Boyle, a class apart back home in training, adds:

“For me, it’s good to train with a group of high-class distance swimmers because they push me to do better in training – and in return I also help them.”

And how do they communicate: English/Spanish/hands, etc.,? Says Vergnoux:

“A combo of everything! But we make sure Lauren is working on her Spanish!”

The first Mare Nostrum meet in Monaco was held last weekend. The table below shows Lauren Boyle’s results.

Event

Heat

Final

Place

200 Free

2.01.02

2.01.11

6th

100 Free

58.15

28th

400 Free

4.11.18

5th

From a purely competitive point of view the results are well short of Boyle’s best. However Vergnoux did warn us that was likely to be the case. Personally I’d be very pleased with 4.11 from a swimmer buried in the severe training schedule I imagine Boyle has right now.

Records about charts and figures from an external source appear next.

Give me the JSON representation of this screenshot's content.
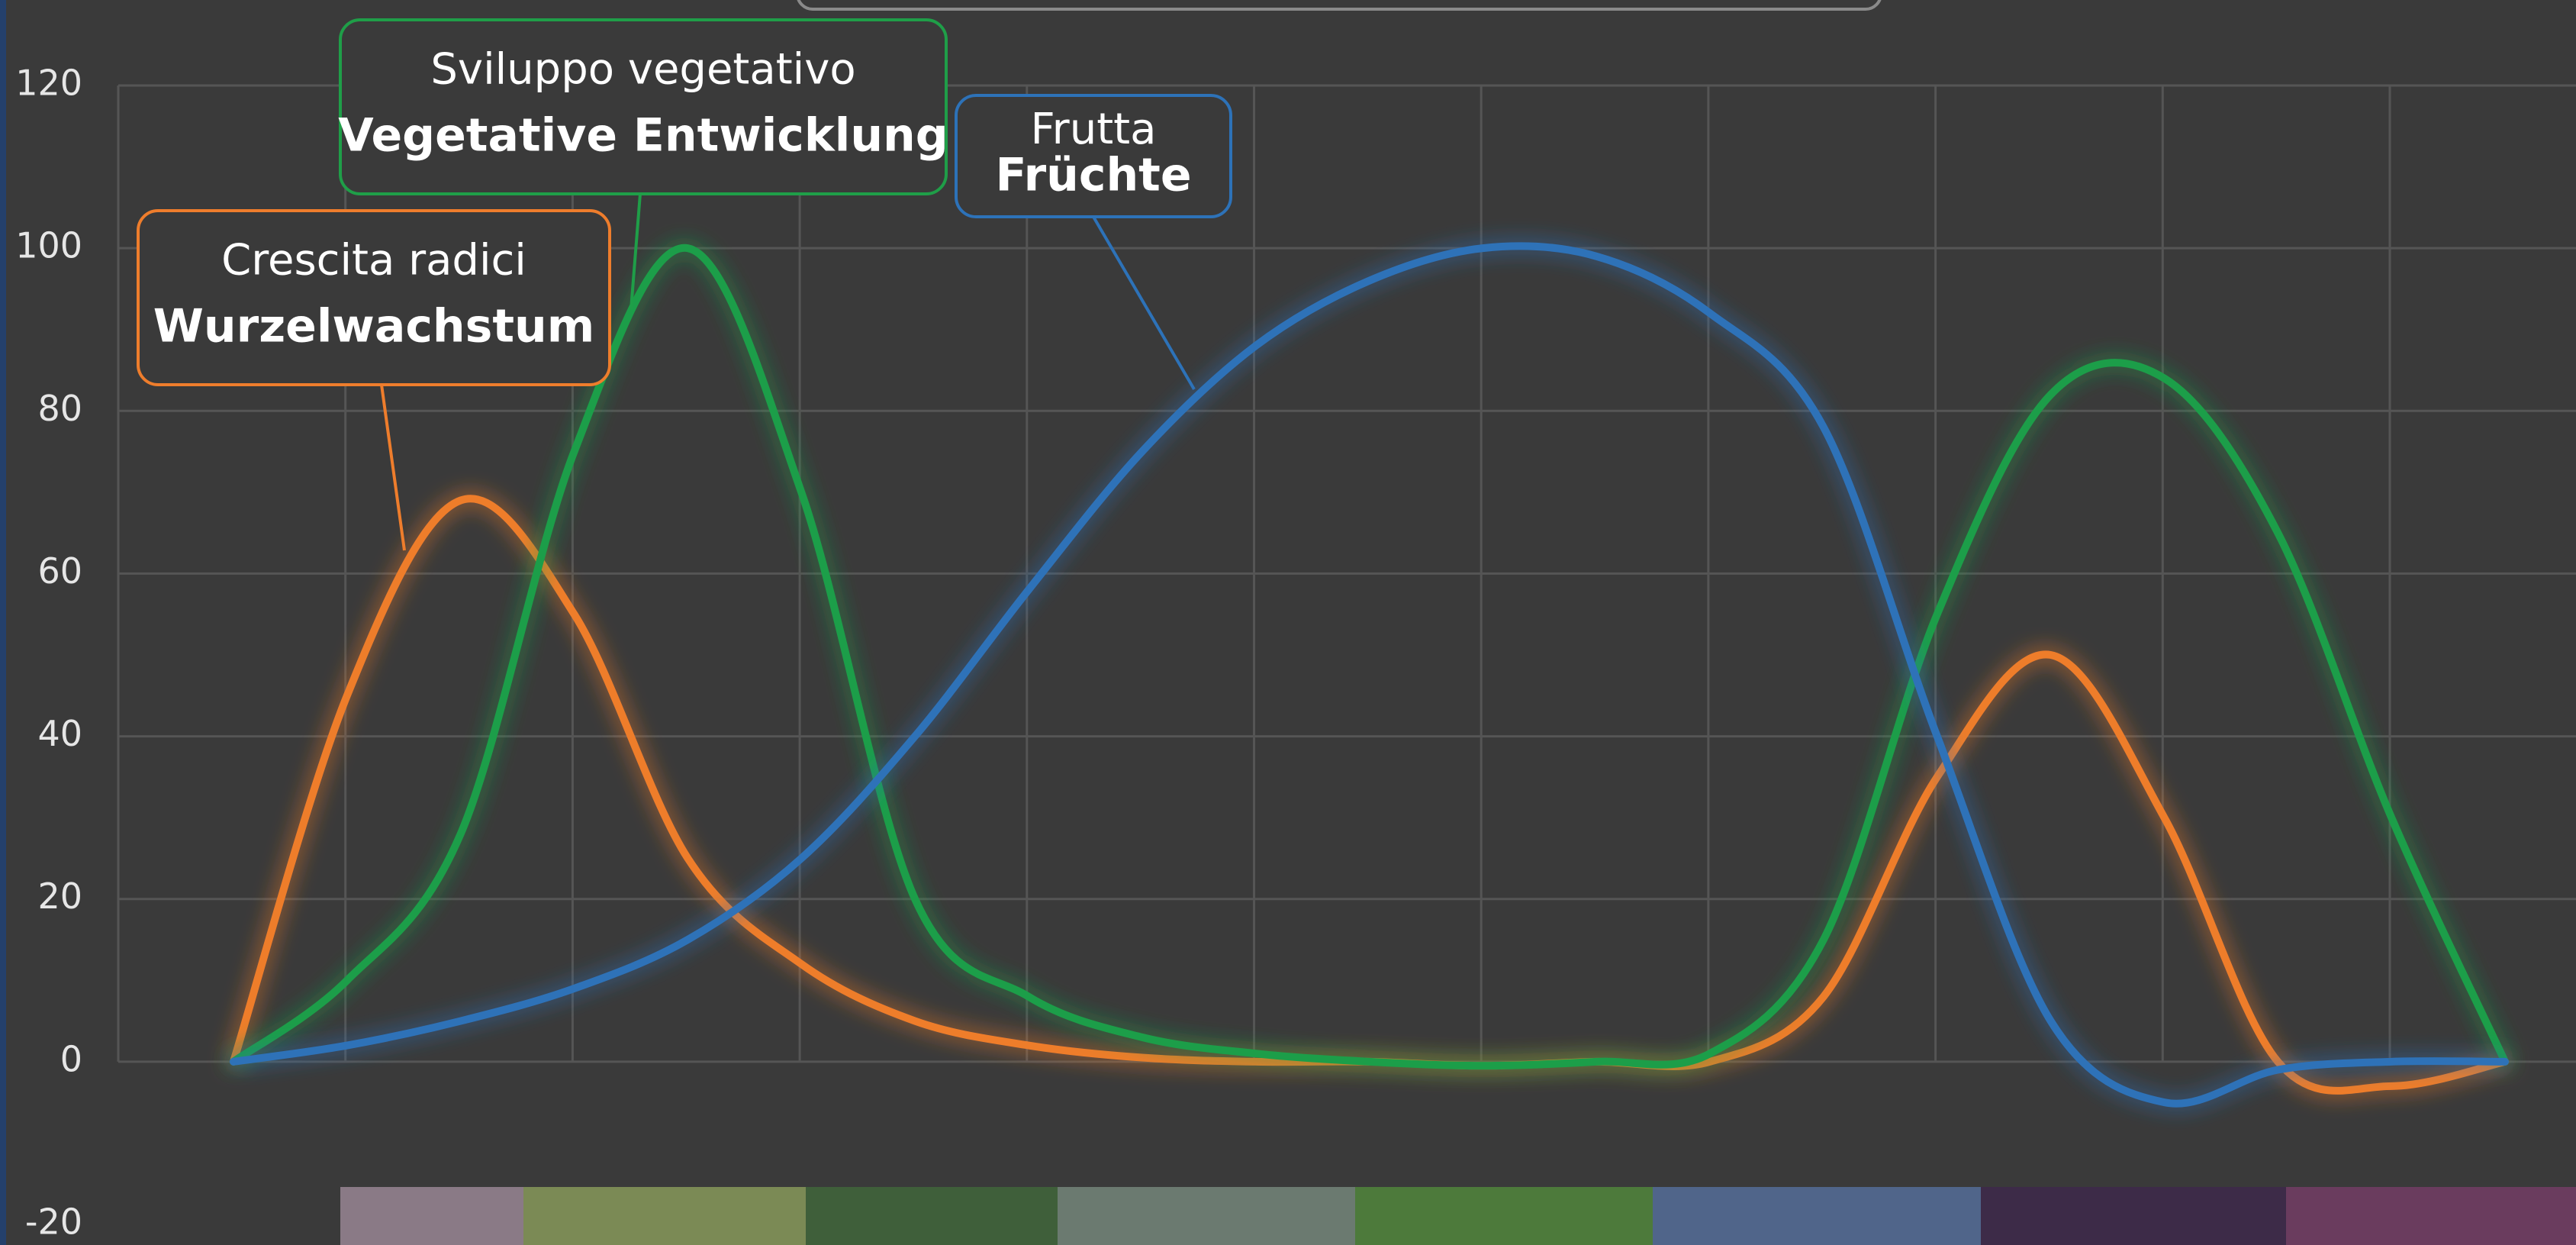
{
  "chart_data": {
    "type": "line",
    "categories": [
      null,
      null,
      null,
      null,
      null,
      null,
      null,
      null,
      null,
      null,
      null,
      null,
      null,
      null,
      null,
      null,
      null,
      null,
      null,
      null,
      null
    ],
    "series": [
      {
        "name": "Wurzelwachstum",
        "color": "#ee7d2c",
        "values": [
          0,
          45,
          69,
          55,
          25,
          12,
          5,
          2,
          0.5,
          0,
          0,
          -0.5,
          0,
          0,
          8,
          35,
          50,
          30,
          0,
          -3,
          0
        ]
      },
      {
        "name": "Vegetative Entwicklung",
        "color": "#1f9e48",
        "values": [
          0,
          10,
          28,
          75,
          100,
          70,
          20,
          8,
          3,
          1,
          0,
          -0.5,
          0,
          1,
          15,
          55,
          82,
          84,
          65,
          30,
          0
        ]
      },
      {
        "name": "Früchte",
        "color": "#2d72b8",
        "values": [
          0,
          2,
          5,
          9,
          15,
          25,
          40,
          58,
          75,
          88,
          96,
          100,
          99,
          92,
          78,
          40,
          5,
          -5,
          -1,
          0,
          0
        ]
      }
    ],
    "ylim": [
      -20,
      120
    ],
    "yticks": [
      -20,
      0,
      20,
      40,
      60,
      80,
      100,
      120
    ],
    "grid": true,
    "annotations": [
      {
        "text": "Crescita radici",
        "bold": "Wurzelwachstum",
        "series": 0
      },
      {
        "text": "Sviluppo vegetativo",
        "bold": "Vegetative Entwicklung",
        "series": 1
      },
      {
        "text": "Frutta",
        "bold": "Früchte",
        "series": 2
      }
    ]
  }
}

Anyway New Zealand swimming at the Glasgow Commonwealth Games will be interesting on two counts. First, how does New Zealand compare with the other Commonwealth swimming nations? And second how do the results of the three swimmers who have chosen to prepare in a free market economy compare to the results of the one state sponsored, social welfare beneficiary. That will be a fascinating duel of ideologies – private enterprise V state control.

  • Swimmer

    At the moment Mathew Stanley is also training overseas… He’s training on the Gold Coast under Denis Cotterell at the Miami swimming club.